Randomized Phase II Study of DCE-MRI-based Dose Escalation for Poor-prognosis and Neck Cancer

Patients must have pathologically-confirmed, non-metastatic locally/regionally advanced squamous cell carcinoma of the head and neck, stage III/IV, referred for definitive chemo-RT, and meet one of the following six criteria:

1. Primary tumor (T4) with or without metastatic lymph nodes. Tumor or nodes are: unresectable, resection is considered by the treating surgeon or patient to result in unacceptable functional or oncological results, patient refuses surgery, or surgery is not possible due to comorbidities.
2. HPV(-) (Human Papillomavirus) or p16(-) locally/regionally advanced (T3-4 or N2-3) oropharyngeal cancer.
3. HPV(+) or p16(+) locally/regionally advanced (T4 or N3) oropharyngeal cancer.
4. T3 or T4 laryngeal or hypopharyngeal cancer that is locally advanced, bulky (>40 cc*), unresectable, or patient declines surgery.
5. Stage III/IV oral cavity or paranasal sinus cancers in patients who refuse surgery or are unfit for surgery.
6. Locally/regionally advanced (stage T3-4 and/or N3) nasopharyngeal cancer which is EBV (-) (Epstein-Barr Virus).

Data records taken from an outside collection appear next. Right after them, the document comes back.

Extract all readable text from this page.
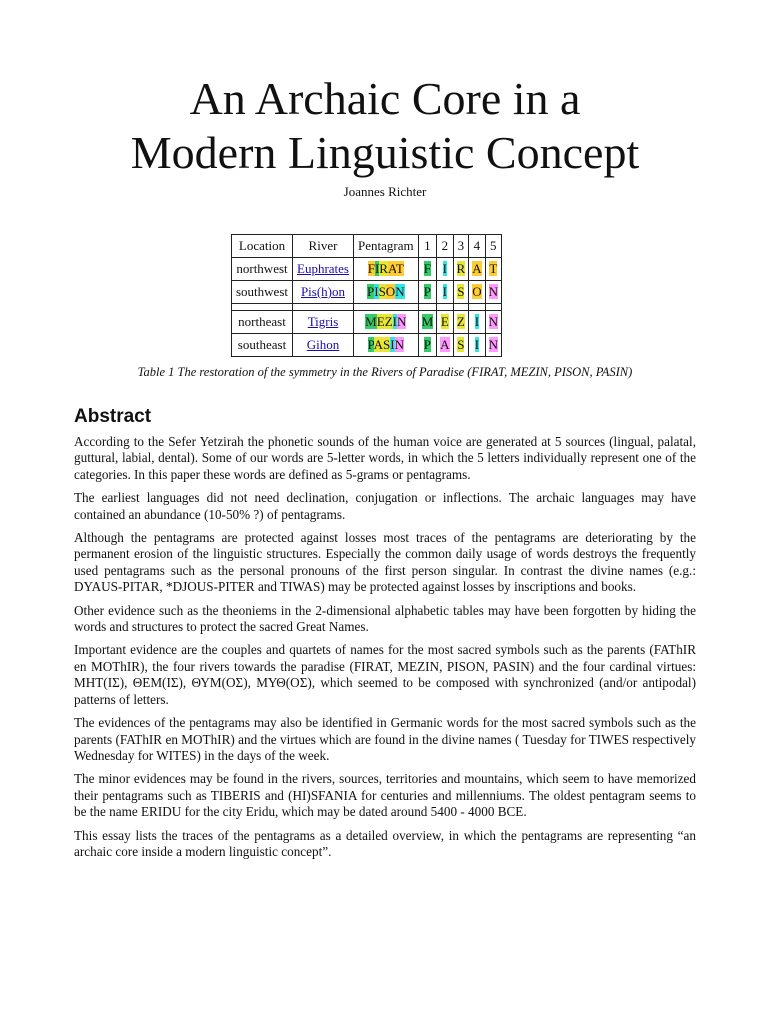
An Archaic Core in a
Modern Linguistic Concept
Joannes Richter
Location	River	Pentagram	1	2	3	4	5
northwest	Euphrates	FIRAT	F	I	R	A	T
southwest	Pis(h)on	PISON	P	I	S	O	N

northeast	Tigris	MEZIN	M	E	Z	I	N
southeast	Gihon	PASIN	P	A	S	I	N
Table 1 The restoration of the symmetry in the Rivers of Paradise (FIRAT, MEZIN, PISON, PASIN)
Abstract

According to the Sefer Yetzirah the phonetic sounds of the human voice are generated at 5 sources (lingual, palatal, guttural, labial, dental). Some of our words are 5-letter words, in which the 5 letters individually represent one of the categories. In this paper these words are defined as 5-grams or pentagrams.

The earliest languages did not need declination, conjugation or inflections. The archaic languages may have contained an abundance (10-50% ?) of pentagrams.

Although the pentagrams are protected against losses most traces of the pentagrams are deteriorating by the permanent erosion of the linguistic structures. Especially the common daily usage of words destroys the frequently used pentagrams such as the personal pronouns of the first person singular. In contrast the divine names (e.g.: DYAUS-PITAR, *DJOUS-PITER and TIWAS) may be protected against losses by inscriptions and books.

Other evidence such as the theoniems in the 2-dimensional alphabetic tables may have been forgotten by hiding the words and structures to protect the sacred Great Names.

Important evidence are the couples and quartets of names for the most sacred symbols such as the parents (FAThIR en MOThIR), the four rivers towards the paradise (FIRAT, MEZIN, PISON, PASIN) and the four cardinal virtues: MHT(ΙΣ), ΘΕΜ(ΙΣ), ΘΥΜ(ΟΣ), ΜΥΘ(ΟΣ), which seemed to be composed with synchronized (and/or antipodal) patterns of letters.

The evidences of the pentagrams may also be identified in Germanic words for the most sacred symbols such as the parents (FAThIR en MOThIR) and the virtues which are found in the divine names ( Tuesday for TIWES respectively Wednesday for WITES) in the days of the week.

The minor evidences may be found in the rivers, sources, territories and mountains, which seem to have memorized their pentagrams such as TIBERIS and (HI)SFANIA for centuries and millenniums. The oldest pentagram seems to be the name ERIDU for the city Eridu, which may be dated around 5400 - 4000 BCE.

This essay lists the traces of the pentagrams as a detailed overview, in which the pentagrams are representing “an archaic core inside a modern linguistic concept”.
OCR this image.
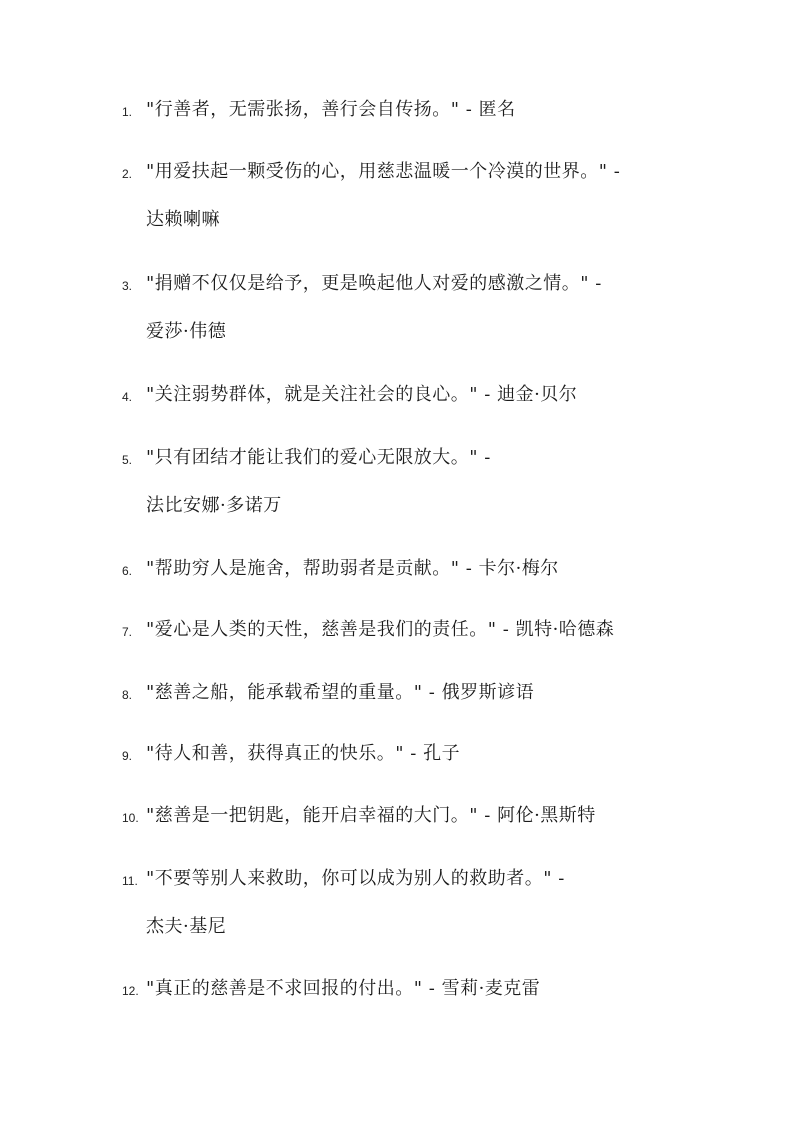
1. "行善者，无需张扬，善行会自传扬。" - 匿名
2. "用爱扶起一颗受伤的心，用慈悲温暖一个冷漠的世界。" -
达赖喇嘛
3. "捐赠不仅仅是给予，更是唤起他人对爱的感激之情。" -
爱莎·伟德
4. "关注弱势群体，就是关注社会的良心。" - 迪金·贝尔
5. "只有团结才能让我们的爱心无限放大。" -
法比安娜·多诺万
6. "帮助穷人是施舍，帮助弱者是贡献。" - 卡尔·梅尔
7. "爱心是人类的天性，慈善是我们的责任。" - 凯特·哈德森
8. "慈善之船，能承载希望的重量。" - 俄罗斯谚语
9. "待人和善，获得真正的快乐。" - 孔子
10. "慈善是一把钥匙，能开启幸福的大门。" - 阿伦·黑斯特
11. "不要等别人来救助，你可以成为别人的救助者。" -
杰夫·基尼
12. "真正的慈善是不求回报的付出。" - 雪莉·麦克雷
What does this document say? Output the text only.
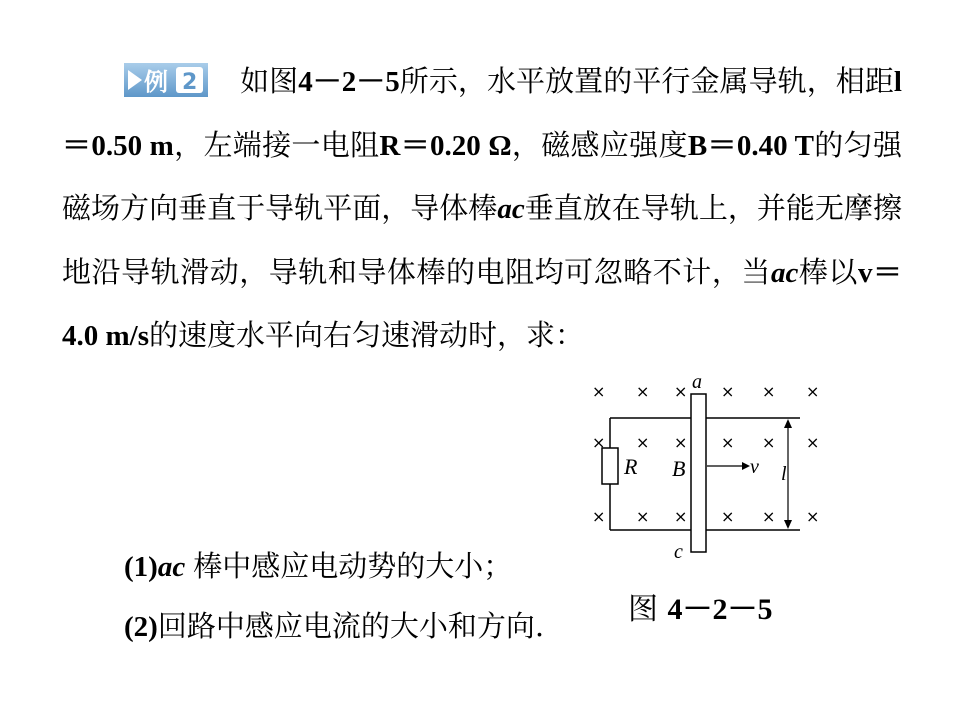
例 2 如图4－2－5所示，水平放置的平行金属导轨，相距l＝0.50 m，左端接一电阻R＝0.20 Ω，磁感应强度B＝0.40 T的匀强磁场方向垂直于导轨平面，导体棒ac垂直放在导轨上，并能无摩擦地沿导轨滑动，导轨和导体棒的电阻均可忽略不计，当ac棒以v＝4.0 m/s的速度水平向右匀速滑动时，求：

(1)ac 棒中感应电动势的大小；
(2)回路中感应电流的大小和方向.
R
a
c
B	v l
× × × × × ×
× × × × × ×
× × × × × ×
图 4－2－5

KPS (Karnofsky Performance Status: A measure of general well being and activities of daily living; scores range from 0 to 100 where 100 represents perfect health) >70 (see Appendix A) within two weeks of enrollment.

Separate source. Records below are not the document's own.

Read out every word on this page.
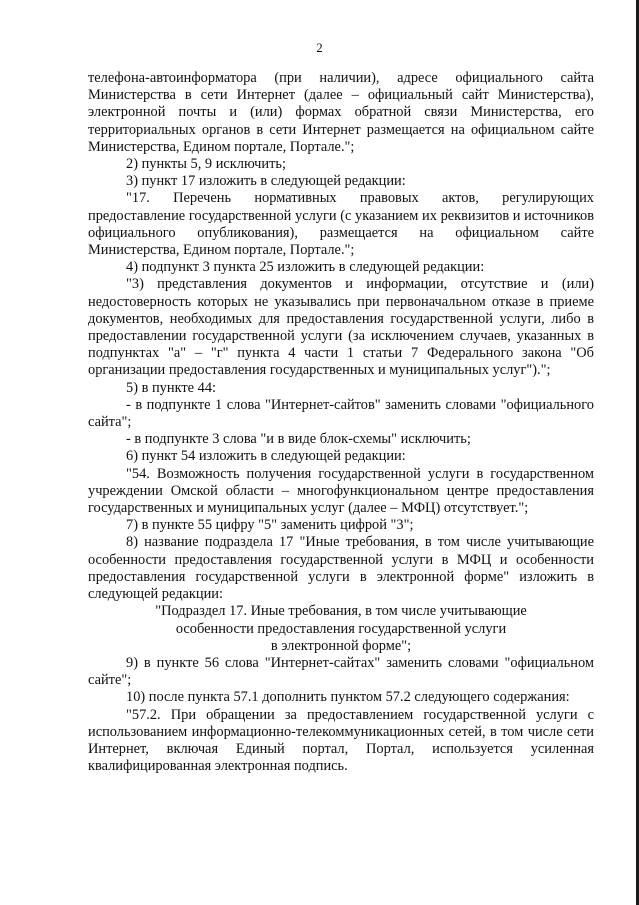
2

телефона-автоинформатора (при наличии), адресе официального сайта Министерства в сети Интернет (далее – официальный сайт Министерства), электронной почты и (или) формах обратной связи Министерства, его территориальных органов в сети Интернет размещается на официальном сайте Министерства, Едином портале, Портале.";

2) пункты 5, 9 исключить;

3) пункт 17 изложить в следующей редакции:

"17. Перечень нормативных правовых актов, регулирующих предоставление государственной услуги (с указанием их реквизитов и источников официального опубликования), размещается на официальном сайте Министерства, Едином портале, Портале.";

4) подпункт 3 пункта 25 изложить в следующей редакции:

"3) представления документов и информации, отсутствие и (или) недостоверность которых не указывались при первоначальном отказе в приеме документов, необходимых для предоставления государственной услуги, либо в предоставлении государственной услуги (за исключением случаев, указанных в подпунктах "а" – "г" пункта 4 части 1 статьи 7 Федерального закона "Об организации предоставления государственных и муниципальных услуг").";

5) в пункте 44:

- в подпункте 1 слова "Интернет-сайтов" заменить словами "официального сайта";

- в подпункте 3 слова "и в виде блок-схемы" исключить;

6) пункт 54 изложить в следующей редакции:

"54. Возможность получения государственной услуги в государственном учреждении Омской области – многофункциональном центре предоставления государственных и муниципальных услуг (далее – МФЦ) отсутствует.";

7) в пункте 55 цифру "5" заменить цифрой "3";

8) название подраздела 17 "Иные требования, в том числе учитывающие особенности предоставления государственной услуги в МФЦ и особенности предоставления государственной услуги в электронной форме" изложить в следующей редакции:

"Подраздел 17. Иные требования, в том числе учитывающие
особенности предоставления государственной услуги
в электронной форме";

9) в пункте 56 слова "Интернет-сайтах" заменить словами "официальном сайте";

10) после пункта 57.1 дополнить пунктом 57.2 следующего содержания:

"57.2. При обращении за предоставлением государственной услуги с использованием информационно-телекоммуникационных сетей, в том числе сети Интернет, включая Единый портал, Портал, используется усиленная квалифицированная электронная подпись.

Pre-treatment laboratory criteria within four weeks of enrollment:

• WBC (White Blood Cell) > 3500/ul, granulocyte > 1500/ul.
• Platelet count > 100,000/ul.
• Total Bilirubin < 1.5 X ULN.
• AST (Aspartate Aminotransferase) and ALT (Alanine Aminotransferase) < 2.5 X ULN.
• Estimated Creatinine clearance >30cc/min.

Patients must be able to receive protocol chemotherapy in the judgment of the treating Medical Oncologist.

Patients are adults (Age ≥18).

All patients must be informed of the investigational nature of this study and given written informed consent in accordance with institutional and federal guidelines.